Parce que j'enseigne dans une petite communauté, mon rôle en tant qu'enseignante dépasse les murs de l'école. Partout où je vais, les gens me reconnaissent et savent qui je suis. C'est comme cela, que je fasse mon épicerie, que je sois chez moi ou dans la rue, ou que je sorte le soir! Je ne peux pas attraper un rhume et me moucher sans que tout le village le sache. Quand on est enseignante dans une petite communauté, il faut accepter d'être très visible, même d'être un peu un modèle, un exemple (Madeleine).

Je suis tellement engagée dans la communauté que quand je suis chez moi, c'est autre chose, ce n'est plus vraiment l'école... Il faut comprendre qu'être activement engagée dans la communauté est quelque chose d'essentiel pour moi. C'est une façon d'aider, mais surtout de vraiment faire une différence. Une autre raison pour laquelle je suis si activement engagée est que je veux montrer aux jeunes comme on peut se servir de sa langue tant à l'école que dans la communauté. Si je ne suis pas un modèle en ce sens pour les jeunes, moi, tout comme les autres personnes qui s'impliquent dans la communauté, sur quoi vont-ils se baser pour le faire eux-mêmes? (Madeleine).

Beaucoup d'entre nous sont impliquées dans la communauté. Les jeunes ne nous voient pas seulement comme enseignantes, [mais] comme animatrices, s'ils font partie des scouts, comme parents, quand nous nous occupons de nos propres enfants, et comme ministres laïcs, lorsque nous aidons à l'église (Céleste).

Ces histoires permettent de mieux comprendre comment les enseignantes avec qui nous avons oeuvré se représentent leurs responsabilités. Elles se voient avant tout comme responsables de l'enseignement des matières scolaires. Elles saisissent l'importance toute particulière du français comme langue de communication et conçoivent les sciences humaines et les activités socioculturelles comme des moyens à privilégier pour amener les élèves à connaître leur communauté, à vivre leur culture et à développer certains aspects de leur identité fransaskoise. Ainsi, elles sont à la fois enseignantes, agentes de francisation et animatrices socioculturelles. Certaines réalisent l'importance des activités sportives pour amener les élèves à développer une meilleure confiance en eux, une estime de soi plus forte et un esprit d'équipe. Elles en arrivent à jouer le rôle d'entraîneuses sportives. Elles ne sont pas sans oublier la dimension affective de l'enseignement, alors que toute enseignante doit également savoir être mère, psychologue et infirmière. Elles sont amenées à jouer tous ces rôles à la fois. Comme le dit Isabelle, «c'est toute la personne qu'on vise». De plus, ces enseignantes se rendent compte que leurs responsabilités dépassent les murs de l'école et les amènent dans la communauté où leur identité d'enseignantes les suit toujours. Elles deviennent alors modèles, surtout lorsqu'elles participent à certaines des activités socioculturelles de la communauté.

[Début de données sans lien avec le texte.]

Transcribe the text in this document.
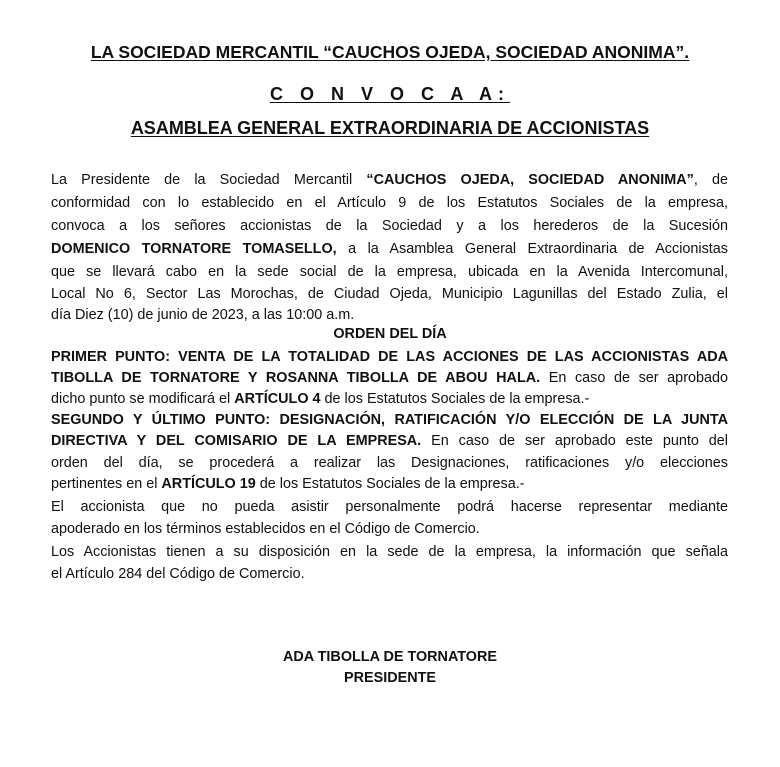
LA SOCIEDAD MERCANTIL “CAUCHOS OJEDA, SOCIEDAD ANONIMA”.
C O N V O C A A:
ASAMBLEA GENERAL EXTRAORDINARIA DE ACCIONISTAS
La Presidente de la Sociedad Mercantil “CAUCHOS OJEDA, SOCIEDAD ANONIMA”, de
conformidad con lo establecido en el Artículo 9 de los Estatutos Sociales de la empresa,
convoca a los señores accionistas de la Sociedad y a los herederos de la Sucesión
DOMENICO TORNATORE TOMASELLO, a la Asamblea General Extraordinaria de Accionistas
que se llevará cabo en la sede social de la empresa, ubicada en la Avenida Intercomunal,
Local No 6, Sector Las Morochas, de Ciudad Ojeda, Municipio Lagunillas del Estado Zulia, el
día Diez (10) de junio de 2023, a las 10:00 a.m.
ORDEN DEL DÍA
PRIMER PUNTO: VENTA DE LA TOTALIDAD DE LAS ACCIONES DE LAS ACCIONISTAS ADA
TIBOLLA DE TORNATORE Y ROSANNA TIBOLLA DE ABOU HALA. En caso de ser aprobado
dicho punto se modificará el ARTÍCULO 4 de los Estatutos Sociales de la empresa.-
SEGUNDO Y ÚLTIMO PUNTO: DESIGNACIÓN, RATIFICACIÓN Y/O ELECCIÓN DE LA JUNTA
DIRECTIVA Y DEL COMISARIO DE LA EMPRESA. En caso de ser aprobado este punto del
orden del día, se procederá a realizar las Designaciones, ratificaciones y/o elecciones
pertinentes en el ARTÍCULO 19 de los Estatutos Sociales de la empresa.-
El accionista que no pueda asistir personalmente podrá hacerse representar mediante
apoderado en los términos establecidos en el Código de Comercio.
Los Accionistas tienen a su disposición en la sede de la empresa, la información que señala
el Artículo 284 del Código de Comercio.
ADA TIBOLLA DE TORNATORE
PRESIDENTE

C'est en jouant ces nombreux rôles que les enseignantes répondent aux attentes des parents et de la communauté, et à celles de l'administration scolaire (Bernard, 1997; Bordeleau, 1995; Ministère de l'Éducation de la Saskatchewan, 1996). Il faut cependant dire que cette multitude de rôles ne rend pas leur travail toujours facile. C'est ce qui ressort à la section suivante alors que nous discutons des rapports que ces enseignantes entretiennent avec les élèves.

Représentations que les enseignantes se font de leurs rapports avec les élèves

Nous avons cherché à comprendre les représentations des enseignantes concernant les rapports qu'elles entretiennent avec les élèves à la lumière des représentations qu'elles se font de leur travail et de leurs responsabilités. Nous savons déjà que plusieurs d'entre elles se représentent l'école comme «une grande famille». Les rapports que les enseignantes entretiennent avec les élèves seraient comparables à ceux qui existeraient dans une grande famille unie par la langue et la culture, mais une famille qui se retrouverait à l'école pour apprendre. Une famille dont les rapports seraient souvent chaleureux et bienveillants, mais où les choses ne seraient pas toujours faciles. Les histoires suivantes servent à illustrer la complexité de ces rapports. Écoutons Nadia, enseignante de première année, qui fait tout pour que ses élèves «soient contents de venir à l'école».

Je fais tout pour que les enfants se sentent bien dans ma classe. Je veux qu'ils soient contents de venir à l'école. Il s'agit d'un principe qui est à la base de mon travail avec les enfants. Je chante beaucoup en classe, seule pour assurer les transitions entre les activités, et aussi avec les élèves, pour les aider à relaxer tout en apprenant de nouveaux mots et des expressions. Je donne de nombreuses responsabilités aux élèves. De plus, ils ont de nombreux choix à faire tout au long de la journée. Ils contribuent et participent activement au déroulement de tout ce qui se passe en classe. Ils se sentent intégrés.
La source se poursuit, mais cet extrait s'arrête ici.